Our technical expert Dave Marsh explains how induced drag can affect the fuel efficiency of your boat

Planing wins the race

Beyond 28 to 30 knots our planing boat gains the upper hand. Although it still experiences both forms of frictional drag, my test data suggests that it will typically become more fuel efficient than its semi-displacement counterparts beyond speed–length ratios of 2.5 to 3.0 – around 18 to 21 knots on a boat like the Azimut 60 (pictured below) with its 49ft waterline.

That’s principally because at these speeds it is also starting to plane properly, so wave-making resistance begins to fall as a percentage of the total drag.

However, an unwelcome by-product of the bow-up trim that allows the planing boat to skip over the surface is induced drag.

Dynamic lift acts at right angles to the surface of the hull, and that force, along with the underside of the hull, is now canted slightly backwards.

So although most of it tries to lift the boat out of the water, a small part of that energy points backwards in the form of drag.

This is the reason why designers obsess over the running trim of their planing boats; more trim means more lift, but also more induced drag, so getting the balance right is important.

Spray making drag is most evident on planing boats; it comprises the lost energy needed to ‘carry’ the spray forward before it’s finally shed.

Stepping up to the plate

There is one particular myth about drag that’s worth debunking. Time and again, stepped hulled boats are touted as more efficient because, so the story goes, the air that percolates under the hull decreases frictional drag.

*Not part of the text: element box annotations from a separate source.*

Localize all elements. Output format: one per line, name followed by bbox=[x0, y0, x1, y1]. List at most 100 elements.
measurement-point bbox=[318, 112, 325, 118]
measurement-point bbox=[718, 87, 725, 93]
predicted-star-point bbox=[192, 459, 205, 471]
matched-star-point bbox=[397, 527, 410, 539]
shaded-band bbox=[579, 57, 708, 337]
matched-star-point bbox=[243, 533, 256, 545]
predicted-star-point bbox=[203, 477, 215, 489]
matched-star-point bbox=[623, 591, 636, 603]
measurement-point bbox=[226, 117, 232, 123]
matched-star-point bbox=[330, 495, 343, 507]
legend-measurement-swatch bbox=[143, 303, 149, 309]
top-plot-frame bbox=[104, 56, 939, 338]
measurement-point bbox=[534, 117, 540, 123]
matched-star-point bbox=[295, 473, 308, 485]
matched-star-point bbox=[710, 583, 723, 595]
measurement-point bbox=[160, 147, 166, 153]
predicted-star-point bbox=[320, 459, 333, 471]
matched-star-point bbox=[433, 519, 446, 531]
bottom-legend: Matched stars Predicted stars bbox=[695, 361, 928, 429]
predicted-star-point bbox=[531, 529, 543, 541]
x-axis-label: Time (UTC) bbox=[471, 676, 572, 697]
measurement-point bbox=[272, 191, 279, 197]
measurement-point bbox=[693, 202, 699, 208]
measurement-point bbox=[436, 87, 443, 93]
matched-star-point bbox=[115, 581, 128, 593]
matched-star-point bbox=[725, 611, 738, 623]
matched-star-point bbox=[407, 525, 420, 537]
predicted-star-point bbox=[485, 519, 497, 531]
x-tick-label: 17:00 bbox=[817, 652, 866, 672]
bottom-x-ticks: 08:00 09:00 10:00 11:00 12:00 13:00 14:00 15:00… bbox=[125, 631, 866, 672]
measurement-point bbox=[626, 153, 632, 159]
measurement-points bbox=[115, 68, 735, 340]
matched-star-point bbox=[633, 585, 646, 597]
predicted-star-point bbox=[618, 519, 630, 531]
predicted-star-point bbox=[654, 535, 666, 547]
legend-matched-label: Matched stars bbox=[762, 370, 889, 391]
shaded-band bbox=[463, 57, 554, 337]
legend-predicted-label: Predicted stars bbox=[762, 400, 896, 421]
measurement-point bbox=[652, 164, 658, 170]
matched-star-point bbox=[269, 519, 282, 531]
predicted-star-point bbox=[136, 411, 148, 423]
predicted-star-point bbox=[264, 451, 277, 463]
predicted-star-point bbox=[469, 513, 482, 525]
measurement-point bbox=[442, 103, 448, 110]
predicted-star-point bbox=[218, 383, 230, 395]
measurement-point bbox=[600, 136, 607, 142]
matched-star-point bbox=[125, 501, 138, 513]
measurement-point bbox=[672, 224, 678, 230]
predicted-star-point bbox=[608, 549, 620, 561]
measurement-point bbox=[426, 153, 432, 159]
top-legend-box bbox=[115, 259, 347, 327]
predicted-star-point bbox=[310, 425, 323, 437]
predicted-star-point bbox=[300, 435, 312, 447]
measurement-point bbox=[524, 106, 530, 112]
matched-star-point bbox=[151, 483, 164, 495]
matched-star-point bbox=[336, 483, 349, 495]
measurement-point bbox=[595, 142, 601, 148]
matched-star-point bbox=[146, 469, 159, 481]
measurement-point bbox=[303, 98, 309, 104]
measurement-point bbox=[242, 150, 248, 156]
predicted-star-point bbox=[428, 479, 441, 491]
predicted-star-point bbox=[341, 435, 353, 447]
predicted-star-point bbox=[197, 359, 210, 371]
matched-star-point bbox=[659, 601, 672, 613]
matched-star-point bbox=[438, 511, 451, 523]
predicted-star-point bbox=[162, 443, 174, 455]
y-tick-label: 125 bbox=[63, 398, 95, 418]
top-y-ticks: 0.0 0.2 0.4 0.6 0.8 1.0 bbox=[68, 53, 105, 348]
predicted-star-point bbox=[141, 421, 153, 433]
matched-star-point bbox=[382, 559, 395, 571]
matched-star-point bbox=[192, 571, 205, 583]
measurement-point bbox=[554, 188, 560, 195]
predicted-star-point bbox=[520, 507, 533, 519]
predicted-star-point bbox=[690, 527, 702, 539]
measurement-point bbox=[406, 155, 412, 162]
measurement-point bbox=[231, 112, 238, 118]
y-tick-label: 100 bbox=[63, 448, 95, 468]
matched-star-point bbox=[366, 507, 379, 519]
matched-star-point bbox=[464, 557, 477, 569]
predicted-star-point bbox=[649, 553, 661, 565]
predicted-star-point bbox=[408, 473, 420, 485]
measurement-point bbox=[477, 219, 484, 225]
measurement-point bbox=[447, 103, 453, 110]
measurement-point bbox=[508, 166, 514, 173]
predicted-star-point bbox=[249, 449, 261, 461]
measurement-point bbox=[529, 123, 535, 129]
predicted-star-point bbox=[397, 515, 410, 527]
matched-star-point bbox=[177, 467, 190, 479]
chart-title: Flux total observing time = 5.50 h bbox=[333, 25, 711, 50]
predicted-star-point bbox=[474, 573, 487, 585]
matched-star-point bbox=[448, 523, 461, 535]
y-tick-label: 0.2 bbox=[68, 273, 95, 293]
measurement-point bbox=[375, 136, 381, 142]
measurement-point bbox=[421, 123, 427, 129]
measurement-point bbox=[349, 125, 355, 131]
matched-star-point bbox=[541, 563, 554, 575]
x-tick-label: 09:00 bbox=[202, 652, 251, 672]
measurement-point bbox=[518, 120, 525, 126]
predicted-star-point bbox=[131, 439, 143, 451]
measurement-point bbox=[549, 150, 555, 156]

Although that element is present, the main reason for their efficiency is that a stepped hull boasts a better lift-drag ratio.

Splitting a single lifting surface into two or three smaller planing surfaces (using the steps) means that the aspect ratio of each surface is significantly higher than the equivalent single surface.

And just like an aircraft wing, a high aspect surface, such as a glider’s wing, is more efficient than a low aspect lifting surface such as a fighter jet wing.

Although planing boats don’t have the natural barriers that displacement and semi-displacement boats present, their speed is not without consequence.

On the whole, the power they need is proportional to the square of the speed. So if you want to travel at 40 knots instead of 30, expect your fuel consumption to rocket by 78%! (i.e.[40/30]2).

Whatever you drive, the only sure way to truly reduce your drag, and your fuel consumption, is to slow down.